In response to bipartisan efforts to make Juneteenth a federal holiday, Republican Sen. Ron Johnson of Wisconsin has proposed eliminating a different federal holiday “in exchange.”
His choice?
Columbus Day.
“We support celebrating emancipation with a federal holiday but believe we should eliminate a current holiday in exchange. We chose Columbus Day as a holiday that is lightly celebrated, and least disruptive to Americans’ schedules,” Johnson said in a statement Wednesday.
Johnson and fellow Republican James Lankford of Oklahoma will be seeking to amend a bill making Juneteenth a federal holiday.
Johnson said adding to the number of federal holidays would give federal workers an additional day of paid leave and increased the government’s costs. He called his amendment a “counter-proposal that does not put us further in debt.”
Juneteenth, celebrated on June 19, commemorates the end of slavery. The Emancipation Proclamation had outlawed slavery more than two years earlier, but enforcement largely was a function of where Union troops had advanced. On June 19, 1865, federal orders finally reached — and were proclaimed — in Texas.

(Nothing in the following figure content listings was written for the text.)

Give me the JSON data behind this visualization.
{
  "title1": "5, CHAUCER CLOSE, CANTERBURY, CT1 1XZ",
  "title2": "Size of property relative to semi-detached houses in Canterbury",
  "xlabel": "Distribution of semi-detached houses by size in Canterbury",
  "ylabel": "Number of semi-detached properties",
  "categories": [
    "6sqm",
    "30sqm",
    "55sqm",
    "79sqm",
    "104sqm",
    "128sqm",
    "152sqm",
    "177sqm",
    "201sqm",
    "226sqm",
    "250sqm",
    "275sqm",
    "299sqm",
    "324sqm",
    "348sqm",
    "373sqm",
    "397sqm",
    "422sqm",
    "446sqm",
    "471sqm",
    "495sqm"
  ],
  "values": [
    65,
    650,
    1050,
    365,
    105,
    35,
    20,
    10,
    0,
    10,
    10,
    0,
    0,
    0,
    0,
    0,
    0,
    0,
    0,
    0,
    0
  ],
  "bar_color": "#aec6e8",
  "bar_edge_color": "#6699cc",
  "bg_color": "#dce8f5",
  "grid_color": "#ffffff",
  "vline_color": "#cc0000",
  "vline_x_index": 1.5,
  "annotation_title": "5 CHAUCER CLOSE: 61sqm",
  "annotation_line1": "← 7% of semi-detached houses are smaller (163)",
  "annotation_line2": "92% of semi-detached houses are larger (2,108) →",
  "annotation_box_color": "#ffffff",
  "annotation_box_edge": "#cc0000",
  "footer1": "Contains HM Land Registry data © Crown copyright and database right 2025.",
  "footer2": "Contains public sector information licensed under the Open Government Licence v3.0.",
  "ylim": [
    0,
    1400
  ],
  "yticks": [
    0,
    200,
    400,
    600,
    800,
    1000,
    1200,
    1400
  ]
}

Efforts to make it a federal holiday have intensified amid the protests against racial inequality in the aftermath of the killing of George Floyd by police in Minneapolis.
Columbus Day honors Christopher Columbus and has been recognized as a federal holiday since 1934. Originally, it fell on Oct. 12, but President Lyndon Johnson in 1968 moved it to the second Monday in October.
For many Italian-American groups and communities, it’s a day set aside to celebrate their heritage. But it has been a source of growing controversy in recent years because of the killing and enslavement of indigenous people in the Americas by European explorers and settlers.
Last year, Wisconsin Gov. Tony Evers by executive order designated Indigenous Peoples Day to run on the same day as the federal holiday. Earlier this year, Chicago Public Schools stopped recognizing Columbus Day entirely, instead giving students off the same day and calling it Indigenous Peoples Day, drawing objections from Italian American groups.
A spokesman for Johnson said the senator was not denigrating Christopher Columbus or making a value judgment about his legacy, only seeking to avoid increasing the number of federal holidays for cost reasons.